In past years, the Republican majority in the State Senate prevented the bill from passing.

Why did the Child Victims Act Fail?

Assemblywoman Margaret M. Markey, the main architect and biggest supporter of the bill, argued the bill was necessary to give victims of childhood sexual abuse their day in court and a chance at justice.

She also argued that the Act would help prevent future acts of sexual abuse by encouraging victims to come forward and identify their abusers, who then could be prosecuted and punished for their crimes.

The one year suspension of the statute of limitations was deemed necessary to ensure victims who had been denied access to the courts were given a chance to pursue their legal claims against their abusers.

Supporters of the legislation argued that the short statute of limitations period prevented many victims from coming forward with their claims and allowed many perpetuators of these crimes to go free and continue to harm other children.

While it is difficult to find anyone who would disagree with the spirit of the legislation, many of the bill's opponents felt the new law would not accomplish these important goals.

The Catholic Church has been one of the biggest and strongest opponents against the Child Victims Act. The Church feared that a rush of lawsuits under the new law, particularly during the one year suspension on the statute of limitations, would bankrupt the church.

Catholic leaders in New York argued that they would be forced to close churches and schools to pay large civil damage awards to victims.

They pointed to California as an example of what could happen in New York; when similar legislation passed in California in 2002, Catholic churches across the state were ordered to pay $1 billion in restitution to victims of sexual abuse.

The lawsuits bankrupted the Diocese of San Diego.

The Church also argued that the legislation unfairly targeted the Catholic Church and other private organizations and businesses.

The original text of the bill specifically excluded public schools, which have had their own history of sex abuse allegations in the state.

The Church claimed that the bill was discriminatory for picking and choosing which victims and organizations would be governed by the bill's provisions.

Other opponents of the legislation, including the New York Civil Liberties Union and New York State Association of Criminal Defense Lawyers, took issue with the one year suspension on the statute of limitations, arguing that limitation periods are a necessary protection in the legal system.

They argued that limitations periods are important because the longer the time between the alleged commission of a crime and the filing of a lawsuit, the more difficult it is to build a defense against the charges.

In some cases, the person who committed the actual crime may be dead and any evidence of the crime may be long gone.

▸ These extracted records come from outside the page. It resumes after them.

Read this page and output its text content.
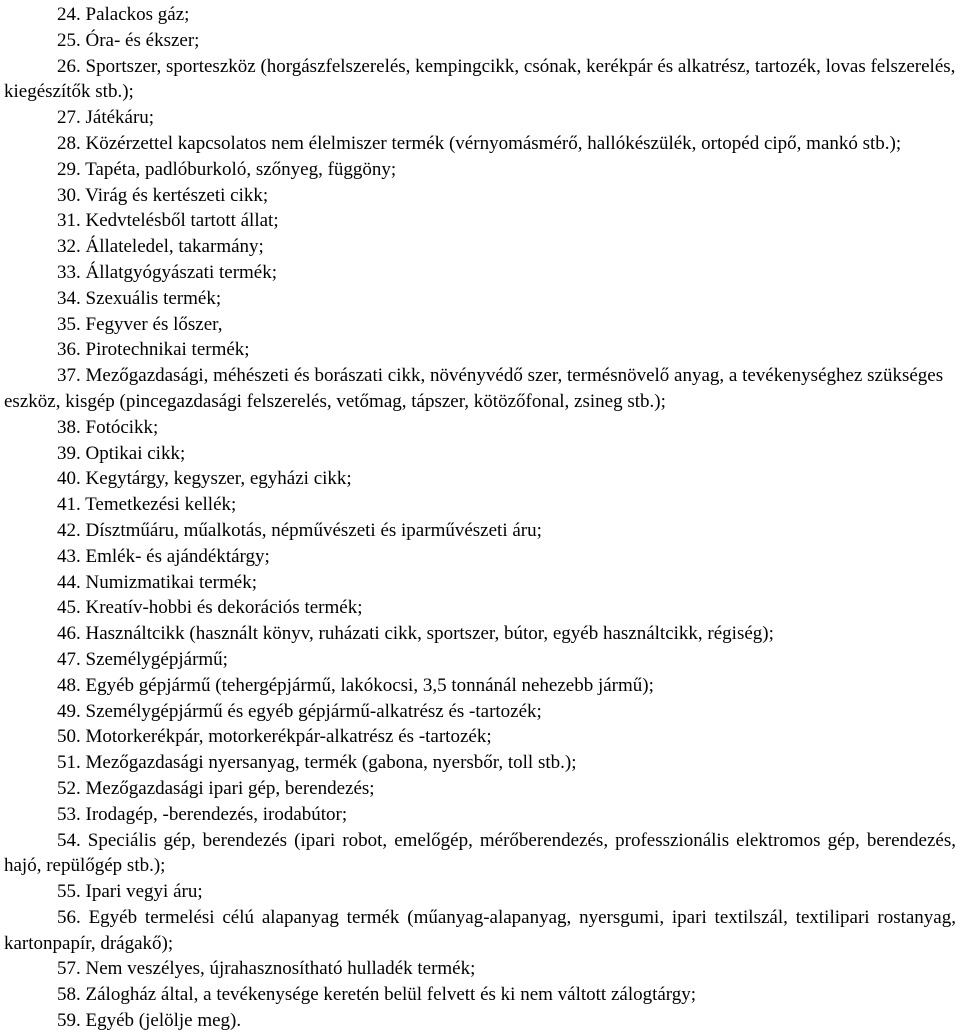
24. Palackos gáz;

25. Óra- és ékszer;

26. Sportszer, sporteszköz (horgászfelszerelés, kempingcikk, csónak, kerékpár és alkatrész, tartozék, lovas felszerelés, kiegészítők stb.);

27. Játékáru;

28. Közérzettel kapcsolatos nem élelmiszer termék (vérnyomásmérő, hallókészülék, ortopéd cipő, mankó stb.);

29. Tapéta, padlóburkoló, szőnyeg, függöny;

30. Virág és kertészeti cikk;

31. Kedvtelésből tartott állat;

32. Állateledel, takarmány;

33. Állatgyógyászati termék;

34. Szexuális termék;

35. Fegyver és lőszer,

36. Pirotechnikai termék;

37. Mezőgazdasági, méhészeti és borászati cikk, növényvédő szer, termésnövelő anyag, a tevékenységhez szükséges eszköz, kisgép (pincegazdasági felszerelés, vetőmag, tápszer, kötözőfonal, zsineg stb.);

38. Fotócikk;

39. Optikai cikk;

40. Kegytárgy, kegyszer, egyházi cikk;

41. Temetkezési kellék;

42. Dísztműáru, műalkotás, népművészeti és iparművészeti áru;

43. Emlék- és ajándéktárgy;

44. Numizmatikai termék;

45. Kreatív-hobbi és dekorációs termék;

46. Használtcikk (használt könyv, ruházati cikk, sportszer, bútor, egyéb használtcikk, régiség);

47. Személygépjármű;

48. Egyéb gépjármű (tehergépjármű, lakókocsi, 3,5 tonnánál nehezebb jármű);

49. Személygépjármű és egyéb gépjármű-alkatrész és -tartozék;

50. Motorkerékpár, motorkerékpár-alkatrész és -tartozék;

51. Mezőgazdasági nyersanyag, termék (gabona, nyersbőr, toll stb.);

52. Mezőgazdasági ipari gép, berendezés;

53. Irodagép, -berendezés, irodabútor;

54. Speciális gép, berendezés (ipari robot, emelőgép, mérőberendezés, professzionális elektromos gép, berendezés, hajó, repülőgép stb.);

55. Ipari vegyi áru;

56. Egyéb termelési célú alapanyag termék (műanyag-alapanyag, nyersgumi, ipari textilszál, textilipari rostanyag, kartonpapír, drágakő);

57. Nem veszélyes, újrahasznosítható hulladék termék;

58. Zálogház által, a tevékenysége keretén belül felvett és ki nem váltott zálogtárgy;

59. Egyéb (jelölje meg).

In response to criticisms to the bill, two amendments were proposed in hopes that it would sway more favorable votes. The first amendment removed the public school exception to the bill and the second amendment set a 53-year-old age limit on those who would be eligible to file a civil lawsuit during the one year period. It is reported, however, that these amendments did little to win additional support for the bill.

It also appears that once it became a reality that the Child Victims Act would pass, some legislators who previously had backed the bill pulled their support.

This may have been in part due to the well-organized campaign waged by the Catholic Church and others opposed to the bill who encouraged their supporters to vocalize their concerns to their local legislators.


It is unlikely that this will be the last effort to pass the Child Victims Act in New York.

Assemblywoman Markey has vowed to seek passage of the bill in the fall if the Governor holds a special legislative session.

Whether Ms. Markey will suggest additional amendments to the Act, particularly to the one year suspension of the statute of limitations period, is not known.